1966 Reikorangi

From the March 1966 DX Times – thanks to Dene Lynneberg

Perfect weather in the Capital City (hottest February days for 6 year) greeted members as they gathered for the 10th National Convention. DXers, seeking to make or renew acquaintances with others in the DX fraternity, travelled from Hamilton, New Plymouth, Stratford, Nelson, Oamaru and Invercargill (wot, no Chch?) for Convention’66 and for the first time a League Convention went international with Brian Lane especially from Sydney.

After a roll call, lengthy sessions of handshaking and distribution of “Hello, my name is Joe Bloggs” stickers, at the Wellington Railway Station, conventioneers proceeded to the nearby home of the N.Z.B.C – Broadcasting House. En route, we passed the country’s chief gas supply (wot, no beehive?) and then commenced our inspection of 2YA, 2YB, 2YC, 2ZB, 2YD and Radio New Zealand. A competent technician ushered us through a maze of corridors, answering as he did so the queries of members.  Following a brief delay while some members logged cricket scores “live” from National Sports Roundup, we squeezed into the Radio New Zealand studio to the accompaniment of a bellbird. While Dallas McKenzie proudly identified the utterances of Rome Radio’s interval signal, Dick Pollard was outlining his plans to “remove” five broadcast stations, as the N.Z.B.C.’s contribution to a good night’s DX. He was, however, persuaded to comply with the Partial Nuclear Test Ban Treaty and no such “blow” occurred. Then, after some members had cooled off in the air-conditioning plant, we embussed for the site of Convention ’66.

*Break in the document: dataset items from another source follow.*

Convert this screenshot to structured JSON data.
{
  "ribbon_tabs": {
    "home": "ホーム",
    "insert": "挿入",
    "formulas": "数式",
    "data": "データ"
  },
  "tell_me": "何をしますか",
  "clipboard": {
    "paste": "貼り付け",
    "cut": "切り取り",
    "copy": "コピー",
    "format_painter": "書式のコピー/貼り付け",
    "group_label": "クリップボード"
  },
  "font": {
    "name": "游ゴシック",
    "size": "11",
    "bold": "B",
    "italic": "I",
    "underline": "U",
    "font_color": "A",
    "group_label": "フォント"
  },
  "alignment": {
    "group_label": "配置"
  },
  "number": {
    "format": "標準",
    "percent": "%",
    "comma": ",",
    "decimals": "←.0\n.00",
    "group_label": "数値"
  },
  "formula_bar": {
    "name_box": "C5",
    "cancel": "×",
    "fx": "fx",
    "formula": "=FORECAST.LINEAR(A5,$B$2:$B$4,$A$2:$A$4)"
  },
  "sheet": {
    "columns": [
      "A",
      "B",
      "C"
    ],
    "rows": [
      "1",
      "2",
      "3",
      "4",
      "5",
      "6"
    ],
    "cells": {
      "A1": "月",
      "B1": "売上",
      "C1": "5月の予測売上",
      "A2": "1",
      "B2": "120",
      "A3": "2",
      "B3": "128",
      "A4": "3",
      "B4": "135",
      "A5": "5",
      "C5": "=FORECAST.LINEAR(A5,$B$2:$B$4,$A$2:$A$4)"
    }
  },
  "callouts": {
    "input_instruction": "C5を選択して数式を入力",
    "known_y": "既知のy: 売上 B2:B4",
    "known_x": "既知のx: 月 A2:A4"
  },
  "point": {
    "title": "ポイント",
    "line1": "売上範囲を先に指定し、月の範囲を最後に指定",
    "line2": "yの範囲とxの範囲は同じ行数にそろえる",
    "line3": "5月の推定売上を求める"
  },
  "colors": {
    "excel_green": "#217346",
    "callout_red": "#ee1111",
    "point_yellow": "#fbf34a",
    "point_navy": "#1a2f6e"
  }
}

About 5 p.m. the chartered Convention bus arrived at Reikorangi, about 35 miles north of Wellington, where a Presbyterian Bible Class had been converted into a group of DX shacks. Already on hand were a group of local members, who had spent Friday and Saturday preparing the site. Thousands of feet of aerial wire (thank you, taxpayers) had been strung across the fields – not without mishap – a cow trod on one during erection – and the seven DX shacks had been aptly named.  Following the evening meal, members quickly made themselves familiar with the receivers to which they had been allocated.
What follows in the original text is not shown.